Luca Attanasio, Avvenire 30/7/2010, 30 luglio 2010
«TORTURA», PAROLA ANCORA ATTUALE
Le celle sono deserte. Da due settimane, il carcere libico di al-Biraq è chiuso. Le autorità locali lo hanno deciso dopo le denunce sulle tremende condizioni in cui erano tenuti i prigionieri, in gran parte migranti eritrei di passaggio nella lunga traversata verso l’Europa. La vicenda – oltre all’effetto pratico di “mettere i sigilli” a al-Biraq – ha fatto ritornare in circolo un termine solo in apparenza desueto: tortura. Nel mondo esistono circa 200 Stati. Di questi, triste scoperta, almeno 111 secondo l’ultimo rapporto Amnesty praticano la tortura. In 50 Paesi, tra i torturati figurano anche minori. A leggere poi che il 79% dei maltrattamenti avviene nei Paesi del G20 i dati da incredibili si fanno inquietanti. «Certo, quasi tutti i Paesi del mondo hanno firmato, e molti anche ratificato, la Convenzione Mondiale contro la Tortura – spiega Massimo Corti, del consiglio direttivo di Acat (Azione dei Cristiani per l’Abolizione della Tortura, acatitalia.it) –. Per tanti, però, è una sigla senza senso. In oltre 70 Paesi la tortura viene attuata senza problemi. L’Italia, poi, è un esempio negativo». Si riferisce al fatto che lo scorso 9 giugno il nostro Paese si è rifiutato di introdurre la tortura nel Codice penale come raccomandato dall’Onu.

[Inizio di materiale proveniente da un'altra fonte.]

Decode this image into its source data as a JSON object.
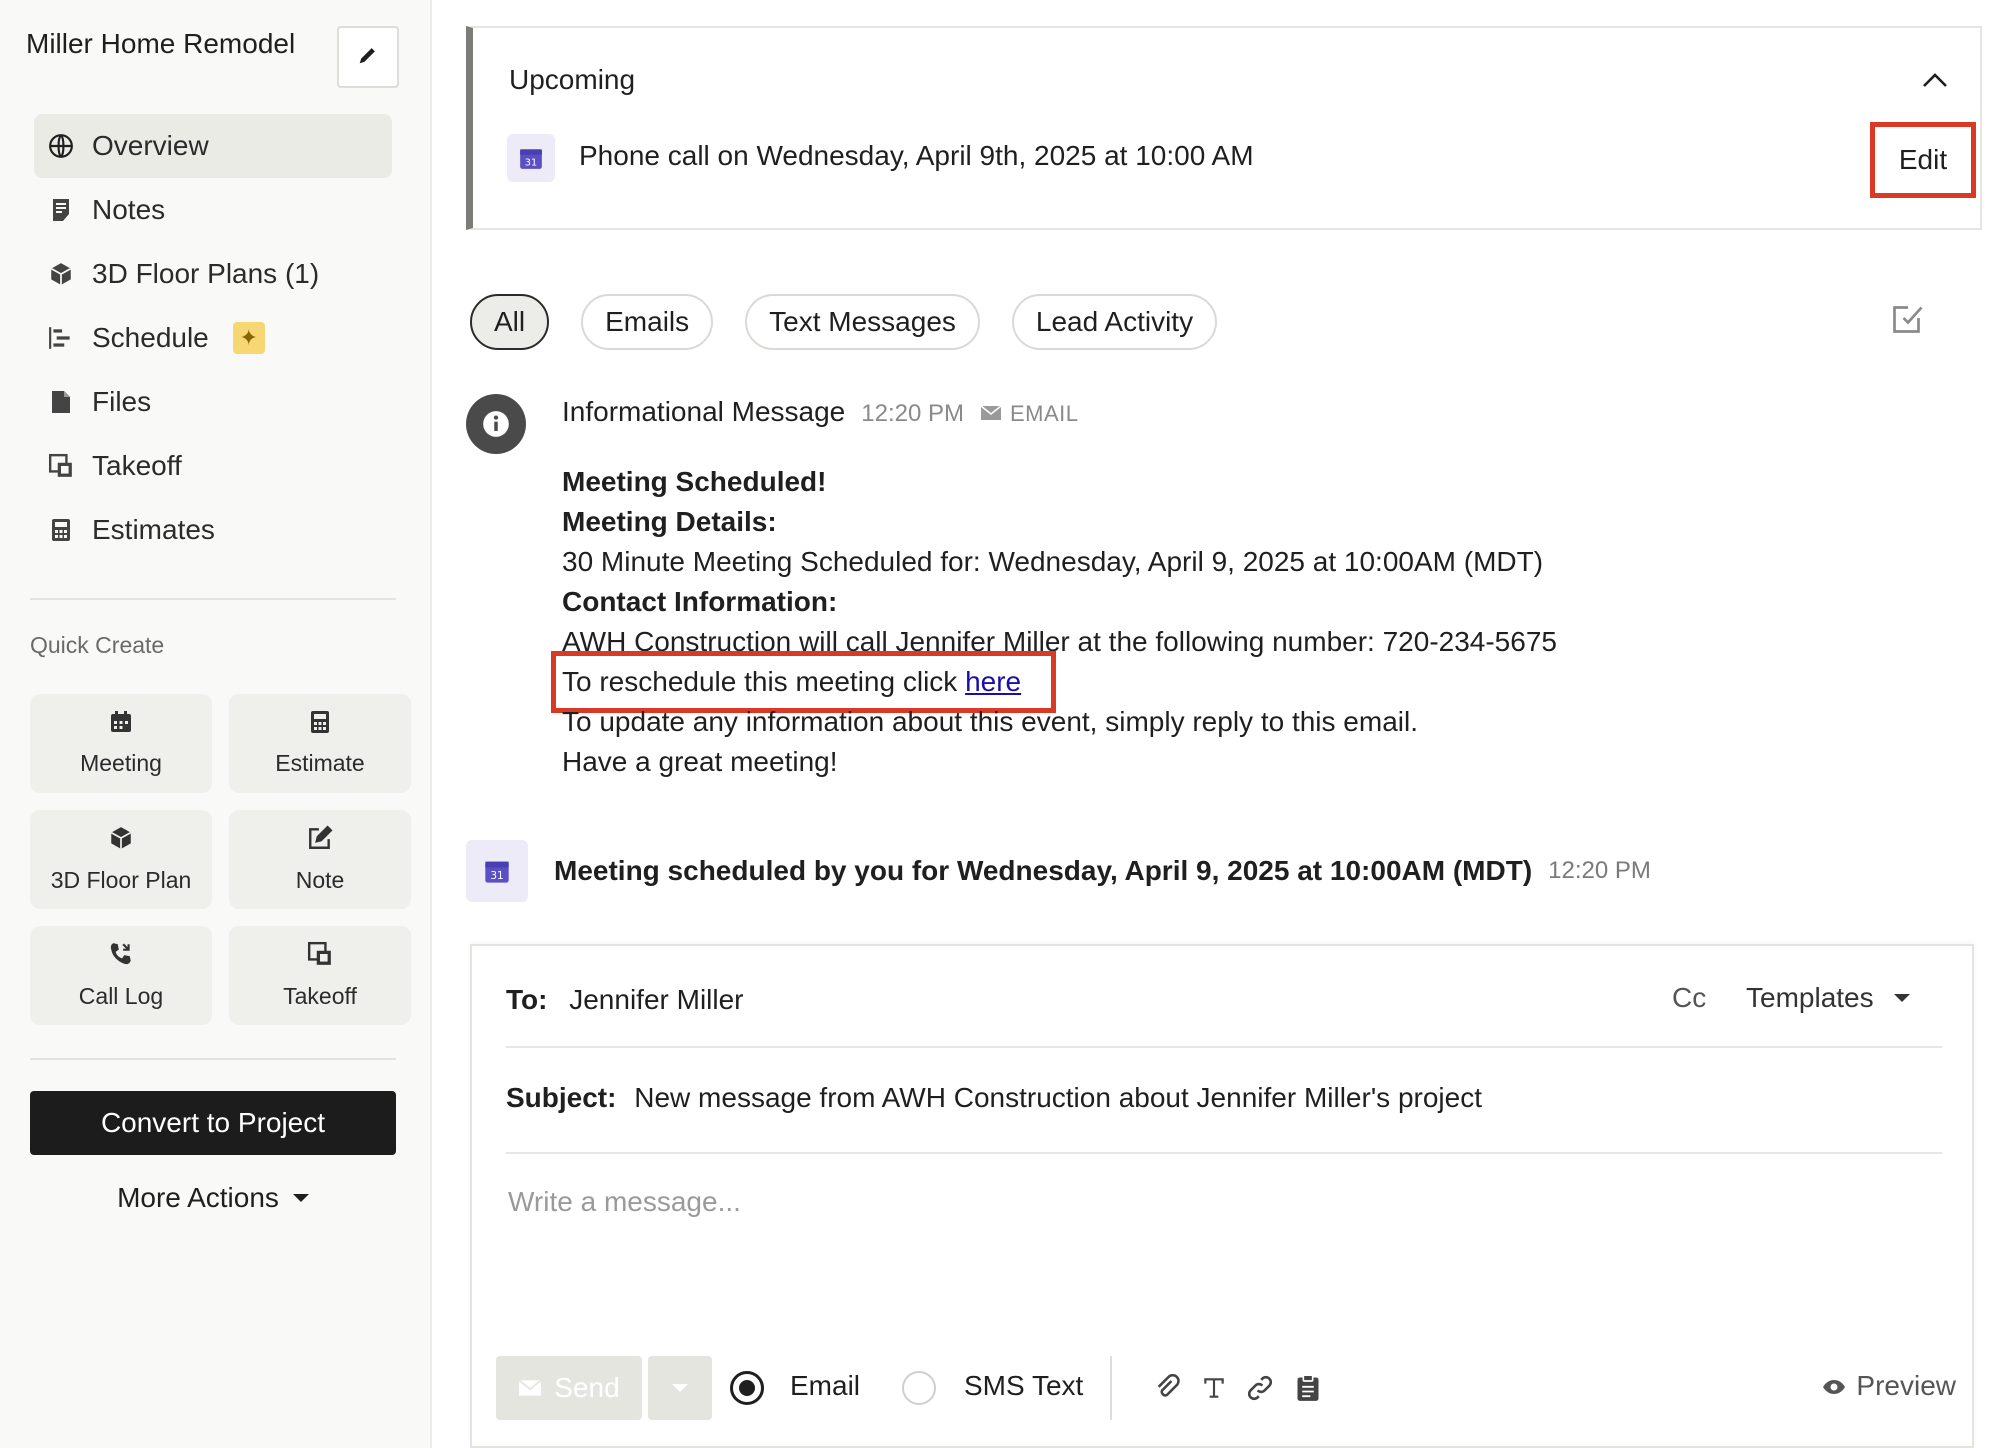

Si possono leggere rapporti. Ottenere fotografie più o meno esaustive del fenomeno. Ma comprendere cosa significhi vivere esistenze sfregiate dalla tortura è molto più complesso. «Non è semplice entrare nel mondo dei torturati. Capita di trovare persone che parlano a lungo, liberandosi di un peso terribile. Ma il più delle volte ci dicono il minimo indispensabile per ottenere lo status, il passato è un capitolo doloroso che vorrebbero chiuso per sempre». A parlare è la dottoressa Tumiati, psicologa e coordinatrice del Servizio Richiedenti Protezione Internazionale, Rifugiati e Vittime di Tortura “Passaggi nei Territori di Giano”, presso l’Inmp-Ospedale San Gallicano di Roma. «Circa il 90% di quelli che si rivolgono a noi hanno subìto torture compiute da governi, polizie, eserciti, gruppi politici e avvengono nel Paese di origine ma anche di destinazione». Scappano dall’Afghanistan (35% circa), Kurdistan turco e Iraq (15%), Nigeria (12%), e via a seguire con grande prevalenza di Paesi africani seguiti da quegli asiatici. Violenze di ogni tipo, poi, avvengono nei vari Paesi che i migranti toccano negli infiniti viaggi della speranza. «Noi – riprende Tumiati – sappiamo di maltrattamenti in tanti Paesi, anche europei, come la Grecia. Di certo la Libia è ai primi posti della tremenda classifica per torture e abusi».
È lì che l’Italia «respinge» africani o asiatici al termine di un viaggio più drammatico che rocambolesco. Quello che spiega Bawer Gulmez, un mediatore culturale curdo-turco in servizio al centro, fa riflettere. «Che partano dalla Turchia o dall’Iraq, dalla Liberia o dal Ciad, moltissimi passano per la Libia e la stragrande maggioranza ci riportano di gravissime torture». A scorrere la lista ufficiale dei metodi di tortura classificati, si resta senza fiato. Disturbi post traumatici, gravi disturbi del sonno, depressioni, manie di persecuzione; sono questi i problemi più frequenti riscontrati a un esame oggettivo delle persone che si rivolgono al centro. Un male che sparge abbondante e casuale il suo seme. Va solo contrastato.